As for "does for directories"...y, I've been thinking about a modification of -z for tar/zip files, pst and, I guess, now WARC. Files that can be so enormous that you'd want to unpack them before indexing. No one would really want to index the Enron pst (if it actually existed) as a single file, rather, they'd want to be able to unpack it and index the individual files. And, while you can attach a bunch of files inside a PDF or MSOffice file, in practice, there seems to be a fundamental difference between how users might want to deal with embedded files in, say, a PDF than in a PST.
Depending on interest, might make sense to add disk images to the list of zip/pst/etc..., e.g. AFF?
From: Nick Burch [mailto:[EMAIL PROTECTED]]
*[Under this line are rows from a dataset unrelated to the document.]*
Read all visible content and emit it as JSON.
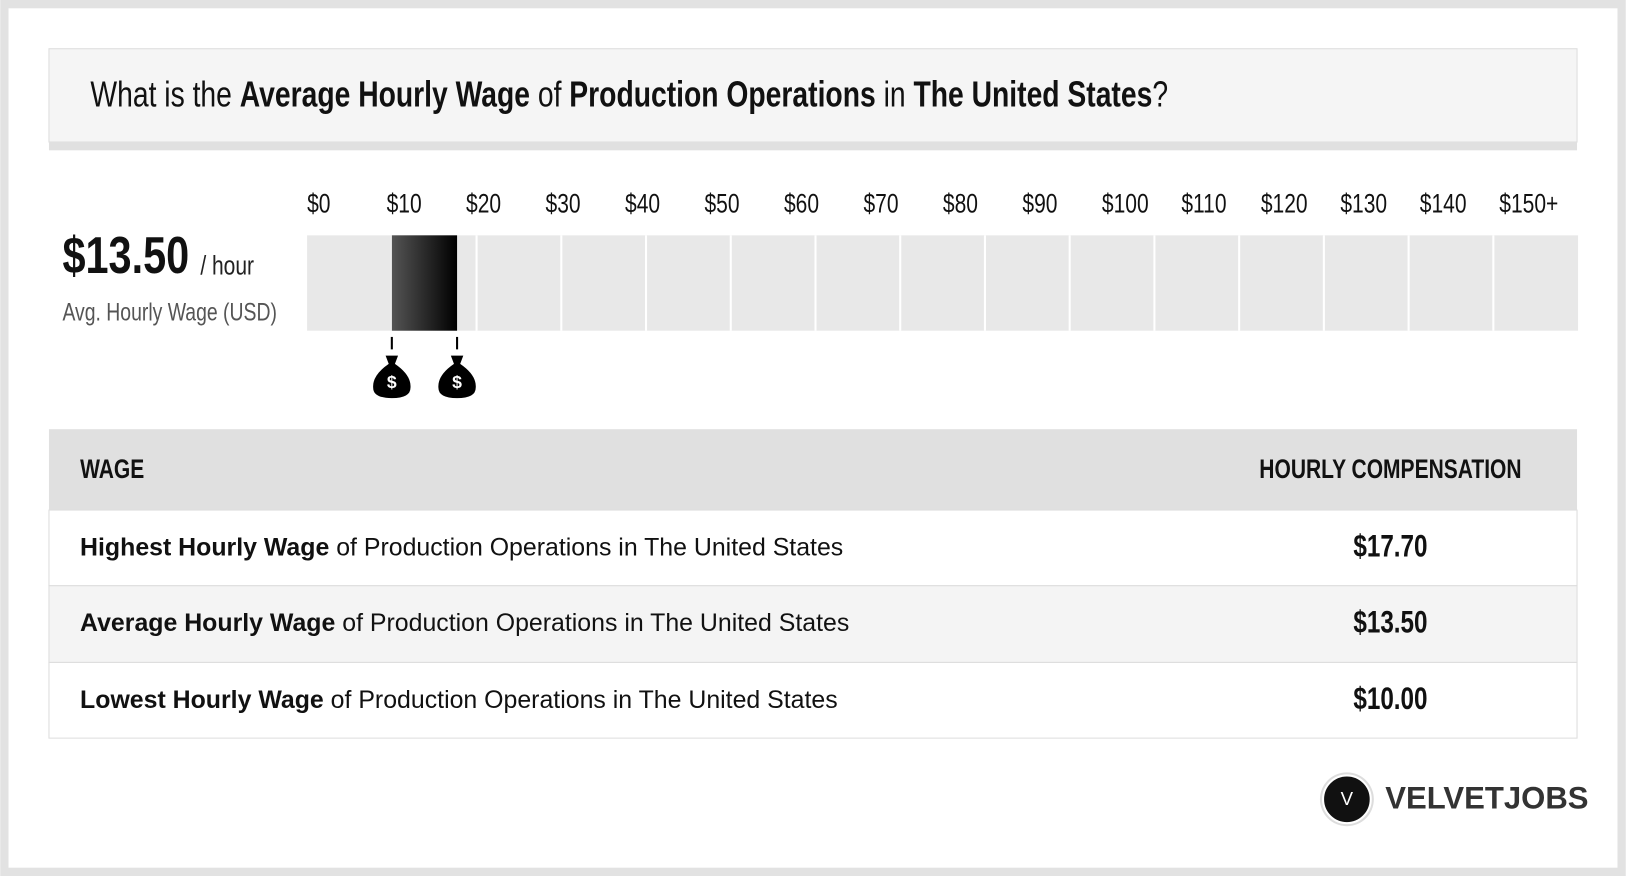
{
  "header": {
    "title": [
      {
        "text": "What is the ",
        "bold": false
      },
      {
        "text": "Average Hourly Wage",
        "bold": true
      },
      {
        "text": " of ",
        "bold": false
      },
      {
        "text": "Production Operations",
        "bold": true
      },
      {
        "text": " in ",
        "bold": false
      },
      {
        "text": "The United States",
        "bold": true
      },
      {
        "text": "?",
        "bold": false
      }
    ]
  },
  "summary": {
    "value": "$13.50",
    "unit": "/ hour",
    "label": "Avg. Hourly Wage (USD)"
  },
  "chart_data": {
    "type": "range",
    "xlim": [
      0,
      150
    ],
    "xticks": [
      {
        "value": 0,
        "label": "$0"
      },
      {
        "value": 10,
        "label": "$10"
      },
      {
        "value": 20,
        "label": "$20"
      },
      {
        "value": 30,
        "label": "$30"
      },
      {
        "value": 40,
        "label": "$40"
      },
      {
        "value": 50,
        "label": "$50"
      },
      {
        "value": 60,
        "label": "$60"
      },
      {
        "value": 70,
        "label": "$70"
      },
      {
        "value": 80,
        "label": "$80"
      },
      {
        "value": 90,
        "label": "$90"
      },
      {
        "value": 100,
        "label": "$100"
      },
      {
        "value": 110,
        "label": "$110"
      },
      {
        "value": 120,
        "label": "$120"
      },
      {
        "value": 130,
        "label": "$130"
      },
      {
        "value": 140,
        "label": "$140"
      },
      {
        "value": 150,
        "label": "$150+"
      }
    ],
    "low": 10,
    "high": 17.7
  },
  "table": {
    "header": [
      "WAGE",
      "HOURLY COMPENSATION"
    ],
    "rows": [
      {
        "bold": "Highest Hourly Wage",
        "rest": " of Production Operations in The United States",
        "value": "$17.70"
      },
      {
        "bold": "Average Hourly Wage",
        "rest": " of Production Operations in The United States",
        "value": "$13.50"
      },
      {
        "bold": "Lowest Hourly Wage",
        "rest": " of Production Operations in The United States",
        "value": "$10.00"
      }
    ]
  },
  "brand": {
    "mark": "V",
    "name": "VELVETJOBS"
  }
}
Sent: Monday, July 10, 2017 2:45 PM
To: [EMAIL PROTECTED]
Subject: Re: Adding a WARC parser to Tika
On Mon, 10 Jul 2017, Allison, Timothy B. wrote:
> Sorry, I can't tell if this is tongue-in-cheek...
No, I do think we should add a WARC parser to Tika Parsers.
Once done, I'd suggest we figure out a way for Tika Batch to run over a collection of WARC files just as it does for directories, to make it easier to run over crawl collections without having to unpack them first!